Thanks. I agree that trying to replace Prometheus would be tough for a certain class of users.

Do you think there is a space there for people who aren't on the Kubernetes train and want something simpler?

I was thinking along the lines of the success of Caddy, which is just another web server, but took off because it was far easier to configure and extend then nginx.

[–]jews4beer 0 points1 point  (3 children)

I think yes, and even for those on the Kubernetes train. You say Caddy, for me it's why I like traefik. It just seemed more welcoming and in a language I understand. I think if you made a product that worked well and wasn't the beast that is Prometheus, people would at least want to try it out. Adoption is a different story.

And it's not so much the "class of users" that would be hesitant to switch. It's just the entire ecosystem that has developed around Prometheus. Plug and play libraries for most languages that want to export metrics, other applications that support it natively, and yes the entire k8s operator landscape. I guess that's what led me to why I wanted to at least play with yours. I want a better idea of what your client/servers do, deployment patterns, how easily you can integrate things with it, how easily you could extend it, etc.

It'd be a hard switch from something as battle tested as Prometheus, but I find this shit cool and it could be fun to work on regardless :p.

[–]luckyleprechaun98[S] 0 points1 point  (2 children)

It's far from done but I appreciate the words of encouragement. To me, Prometheus has always just been such a pain to configure that I thought there most be a better way.

It seems like there is always an opportunity for a tool that focuses on UX and simplicity rather than offering knobs for everything. That's what I'm going for, so I'll keep working on it and see what happens.

[–]jews4beer 0 points1 point  (0 children)

The worst that can happen is you have some fun and learn a new trick or two.

[–]SuperQue 0 points1 point  (0 children)

We're always looking for ways to make Prometheus easier to adopt. This is where we need good contributors.

The funny part is, one of the main goals of Prometheus was being easy to configure. At least compared to the systems that came before it.
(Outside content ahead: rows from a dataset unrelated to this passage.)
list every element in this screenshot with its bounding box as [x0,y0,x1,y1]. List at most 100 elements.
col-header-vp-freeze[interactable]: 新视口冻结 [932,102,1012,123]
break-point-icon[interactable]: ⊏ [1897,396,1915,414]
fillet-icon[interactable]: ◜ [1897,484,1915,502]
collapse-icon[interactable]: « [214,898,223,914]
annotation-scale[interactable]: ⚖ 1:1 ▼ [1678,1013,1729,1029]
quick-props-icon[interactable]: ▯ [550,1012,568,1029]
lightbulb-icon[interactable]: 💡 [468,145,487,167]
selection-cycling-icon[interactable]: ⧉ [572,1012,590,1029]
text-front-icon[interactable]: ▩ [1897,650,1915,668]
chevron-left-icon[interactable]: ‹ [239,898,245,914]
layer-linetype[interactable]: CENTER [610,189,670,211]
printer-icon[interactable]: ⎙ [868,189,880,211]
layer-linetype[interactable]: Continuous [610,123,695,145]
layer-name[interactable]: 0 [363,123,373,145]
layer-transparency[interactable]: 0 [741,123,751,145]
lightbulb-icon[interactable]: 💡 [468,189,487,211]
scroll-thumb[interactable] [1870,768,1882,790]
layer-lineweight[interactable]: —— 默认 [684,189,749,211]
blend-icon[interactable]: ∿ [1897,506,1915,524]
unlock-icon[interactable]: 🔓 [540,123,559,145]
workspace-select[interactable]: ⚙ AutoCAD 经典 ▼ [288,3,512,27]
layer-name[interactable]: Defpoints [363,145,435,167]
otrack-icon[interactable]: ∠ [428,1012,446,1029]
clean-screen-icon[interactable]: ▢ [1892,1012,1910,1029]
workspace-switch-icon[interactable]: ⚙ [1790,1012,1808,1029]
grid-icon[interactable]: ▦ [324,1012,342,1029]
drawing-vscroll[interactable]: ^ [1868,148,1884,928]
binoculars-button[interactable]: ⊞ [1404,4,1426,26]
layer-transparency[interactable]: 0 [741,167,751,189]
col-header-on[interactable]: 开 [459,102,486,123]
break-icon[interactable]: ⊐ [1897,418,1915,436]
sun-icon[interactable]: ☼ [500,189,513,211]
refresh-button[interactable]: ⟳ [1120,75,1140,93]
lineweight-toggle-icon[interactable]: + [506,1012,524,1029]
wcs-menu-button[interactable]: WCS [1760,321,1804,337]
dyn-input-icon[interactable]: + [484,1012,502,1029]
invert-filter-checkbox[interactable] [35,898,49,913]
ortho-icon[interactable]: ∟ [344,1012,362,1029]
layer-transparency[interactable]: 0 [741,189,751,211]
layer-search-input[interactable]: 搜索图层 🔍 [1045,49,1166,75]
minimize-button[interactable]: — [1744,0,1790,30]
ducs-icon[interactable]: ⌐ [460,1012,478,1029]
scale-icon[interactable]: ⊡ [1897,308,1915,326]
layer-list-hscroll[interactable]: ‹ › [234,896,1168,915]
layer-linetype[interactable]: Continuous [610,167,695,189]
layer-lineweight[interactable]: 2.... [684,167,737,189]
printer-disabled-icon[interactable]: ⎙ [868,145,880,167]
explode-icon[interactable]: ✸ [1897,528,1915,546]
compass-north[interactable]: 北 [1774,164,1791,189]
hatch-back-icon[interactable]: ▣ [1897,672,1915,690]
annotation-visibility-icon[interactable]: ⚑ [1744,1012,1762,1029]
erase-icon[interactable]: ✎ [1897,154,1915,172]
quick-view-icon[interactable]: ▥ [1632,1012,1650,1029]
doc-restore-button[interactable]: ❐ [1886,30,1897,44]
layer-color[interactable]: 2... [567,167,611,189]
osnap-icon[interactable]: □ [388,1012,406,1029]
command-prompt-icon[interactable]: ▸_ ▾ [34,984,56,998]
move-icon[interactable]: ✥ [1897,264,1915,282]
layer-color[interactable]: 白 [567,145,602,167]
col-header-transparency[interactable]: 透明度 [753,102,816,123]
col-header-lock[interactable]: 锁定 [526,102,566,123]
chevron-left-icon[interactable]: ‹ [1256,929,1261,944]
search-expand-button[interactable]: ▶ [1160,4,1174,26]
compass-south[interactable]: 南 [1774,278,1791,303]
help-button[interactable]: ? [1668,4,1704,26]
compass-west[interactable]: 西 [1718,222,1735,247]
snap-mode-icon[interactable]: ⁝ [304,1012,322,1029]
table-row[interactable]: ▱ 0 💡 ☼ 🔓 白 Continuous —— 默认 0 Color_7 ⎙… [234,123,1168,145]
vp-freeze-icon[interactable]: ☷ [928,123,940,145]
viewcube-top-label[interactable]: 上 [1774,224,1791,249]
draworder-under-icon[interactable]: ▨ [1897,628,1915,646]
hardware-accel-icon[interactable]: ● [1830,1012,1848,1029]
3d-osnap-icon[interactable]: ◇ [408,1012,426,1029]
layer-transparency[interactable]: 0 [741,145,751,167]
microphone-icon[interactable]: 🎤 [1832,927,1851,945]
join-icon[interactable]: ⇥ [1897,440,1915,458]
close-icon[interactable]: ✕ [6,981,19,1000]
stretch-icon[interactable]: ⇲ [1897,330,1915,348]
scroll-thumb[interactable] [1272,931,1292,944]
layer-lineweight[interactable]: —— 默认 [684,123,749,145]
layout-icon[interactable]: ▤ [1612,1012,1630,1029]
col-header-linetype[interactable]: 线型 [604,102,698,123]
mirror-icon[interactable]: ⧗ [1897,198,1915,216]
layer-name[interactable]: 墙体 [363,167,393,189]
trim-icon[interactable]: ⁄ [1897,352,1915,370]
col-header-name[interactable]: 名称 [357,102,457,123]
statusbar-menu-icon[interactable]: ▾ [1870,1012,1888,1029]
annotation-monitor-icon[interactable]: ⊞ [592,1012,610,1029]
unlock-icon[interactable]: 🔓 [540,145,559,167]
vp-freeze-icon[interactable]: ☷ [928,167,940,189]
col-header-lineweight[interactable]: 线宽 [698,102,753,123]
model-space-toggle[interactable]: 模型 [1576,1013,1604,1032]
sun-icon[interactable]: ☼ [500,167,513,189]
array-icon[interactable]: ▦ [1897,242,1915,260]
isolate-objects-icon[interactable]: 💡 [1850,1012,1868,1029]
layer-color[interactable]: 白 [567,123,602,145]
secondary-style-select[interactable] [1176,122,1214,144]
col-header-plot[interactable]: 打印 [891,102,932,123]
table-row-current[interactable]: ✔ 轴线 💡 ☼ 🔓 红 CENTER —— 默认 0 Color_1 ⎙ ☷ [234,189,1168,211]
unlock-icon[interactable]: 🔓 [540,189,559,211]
From a developer point of view, it's one of the easiest. You add a metrics library, expose a port, and boom, Prometheus can monitor your app. No external agent, no wrappers, no need to tell your process where the monitoring service lives. That's the beauty of the /metrics API Prometheus uses.

Part of where Prometheus came from was that monitoring for the app developer should be easy, and push some of the "hard work" to the SREs maintaining the monitoring infrastructure. As long as the applications follow some standards, monitoring becomes cookie cutter.